Electrical Engineering Technology ’88

Published on January 31, 2019

Naseem Bashir knows the difficulties of managing a mid-sized company in Western Canada today.

Competitors from outside the province, even country, are showing up hungry for work, and that demands creative leadership from the president and CEO of Williams Engineering Canada. Talent, brand and sustainability are constant priorities, as they would be for any savvy executive.

What sets Bashir apart, however, is his ability to hold a company together despite disaster.

That was tested five years ago. In October 2007, a company plane piloted by CEO and founder Allen Williams crashed, killing him and the CFO. Five months later, another plane flown by Allen’s son Reagan– his successor as CEO – also went down, claiming his life and those of two other top executives and two contract employees.

Called up to Edmonton from his Calgary post as vice president, Bashir postponed grieving to focus on the company’s viability. “There’s no map to tell you what you should be doing,” at a time like that, he says. “All you can do is rely on your own basic instincts and principles.”

He admits to thinking it would be easier to let someone else step in. Calgary was home; he’d be uprooting his family and leaving friends. But that risk had to be weighed against that faced by the company. The future of every employee, him included, lay in the balance.

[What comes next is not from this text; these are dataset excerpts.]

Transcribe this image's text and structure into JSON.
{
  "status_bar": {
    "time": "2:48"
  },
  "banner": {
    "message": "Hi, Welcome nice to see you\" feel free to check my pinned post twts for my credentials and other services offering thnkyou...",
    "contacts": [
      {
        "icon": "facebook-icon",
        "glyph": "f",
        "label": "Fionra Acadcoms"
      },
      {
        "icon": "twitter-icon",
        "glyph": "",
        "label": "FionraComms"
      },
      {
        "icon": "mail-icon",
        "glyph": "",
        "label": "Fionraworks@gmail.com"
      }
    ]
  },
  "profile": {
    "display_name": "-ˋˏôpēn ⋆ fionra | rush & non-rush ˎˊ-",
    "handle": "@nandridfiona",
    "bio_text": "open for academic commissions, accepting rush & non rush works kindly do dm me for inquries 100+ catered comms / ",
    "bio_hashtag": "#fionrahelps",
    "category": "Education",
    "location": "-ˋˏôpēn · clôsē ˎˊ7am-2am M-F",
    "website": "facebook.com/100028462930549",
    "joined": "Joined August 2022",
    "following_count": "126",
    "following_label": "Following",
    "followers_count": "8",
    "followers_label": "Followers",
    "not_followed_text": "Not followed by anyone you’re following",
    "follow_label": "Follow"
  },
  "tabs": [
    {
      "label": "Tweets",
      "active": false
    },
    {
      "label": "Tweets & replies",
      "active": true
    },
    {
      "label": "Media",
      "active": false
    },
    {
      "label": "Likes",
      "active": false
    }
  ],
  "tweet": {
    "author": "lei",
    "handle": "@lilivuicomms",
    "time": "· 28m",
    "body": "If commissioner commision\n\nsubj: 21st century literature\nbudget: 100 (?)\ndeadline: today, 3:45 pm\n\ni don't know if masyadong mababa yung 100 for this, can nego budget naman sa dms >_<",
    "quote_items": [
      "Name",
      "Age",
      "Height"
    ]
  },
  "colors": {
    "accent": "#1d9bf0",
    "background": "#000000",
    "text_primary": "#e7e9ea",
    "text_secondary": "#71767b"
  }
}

Today, the company is ready and eager to grow. A regional firm with a reputation for reliability, environmentally friendly designs and community-mindedness, Williams Engineering is eyeing the possibility of going international. The current economic climate – involving more clouds than sunshine – may delay those ambitions, but Bashir seems satisfied with progress under his leadership.

Looking back, as hard as the decision to lead the company may have once seemed, “I think I made the right choice.”